Microsoft: Friends Don’t Let Friends Run IE6

After repeated attempts to encourage users to stop using Internet Explorer 6 (IE6), with mixed results, Microsoft is trying again with a campaign to lower use of IE6 down to 1 percent worldwide — just as the company is poised to release IE9.

Microsoft (NASDAQ: MSFT) this week launched a new website, entitled The Internet Explorer 6 Countdown, in order to implore Web users and developers to encourage everyone they know to get off of IE6.

Microsoft introduced IE6 in late 2001. It was extremely popular, partly because it came with Windows XP, which until the launch of Windows 7 was by far the most popular version of Windows in history.

The catch was that IE6 was not as standards-compliant as later versions of IE and, as new versions came along with better compatibility with the Web, older applications built to function best on IE6 became increasingly incompatible with newer, more standardized versions.

That backfired when, in the wake of customer dissatisfaction with Windows Vista, many individuals and companies decided to standardize on IE6.

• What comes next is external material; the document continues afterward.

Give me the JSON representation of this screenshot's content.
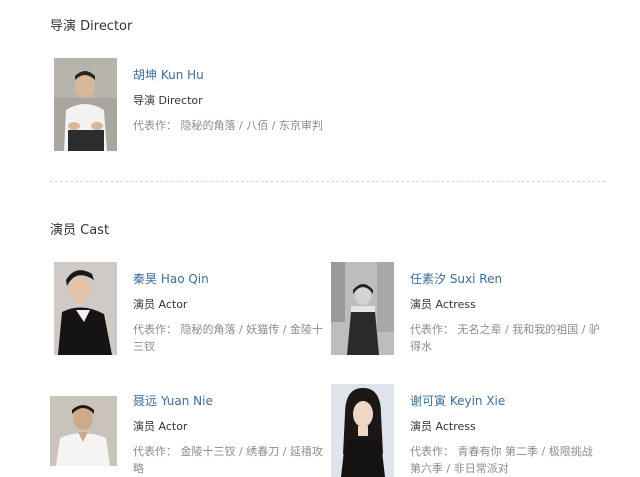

While Microsoft hasn’t said when IE9 is due for release, it is currently in the final testing stage — referred to as a “release candidate” — before general availability, and many observers expect that announcement any day, perhaps as soon as next week.

Meanwhile, use of IE6 has declined sharply in the recent past.

According to Web analytics tracking firm Net Applications, IE6’s global market share fell from 18.4 percent to 11.3 percent in the past year. That’s still slightly more than one in 10, though — inarguably a significant number.

In comparison, IE8, which was released two years ago, now has grown to have a 35 percent user share as of February.

Part of the reason that Microsoft is so desperate to get users onto a “modern” browser is that users still running IE6 cannot migrate to Windows 7, which is holding up the transition and, as far as stockholders see it, leaving money on the table.

One of the problems that Microsoft faces, however, is the remaining popularity of XP.

XP Service Pack 3 (SP3) has already exited mainstream technical support, but extended support is scheduled to run until April 2014. Extended support for SP2 — by far the most popular service pack — expired last summer.

Despite the urgency to migrate users to newer versions of IE, however, some companies would love to have Microsoft’s problem. By the beginning of the new year, the company had already logged sales of 300 million licenses for Windows 7.

However, the company still has to hope that IE9 will help turn around IE’s precipitous decline.

Currently, according to Net Applications, Firefox 3.6 is in second place with 17.8 percent share, and in the past several years IE’s hold on the market for browsers has slid from above 90 percent to 56.7 percent in February.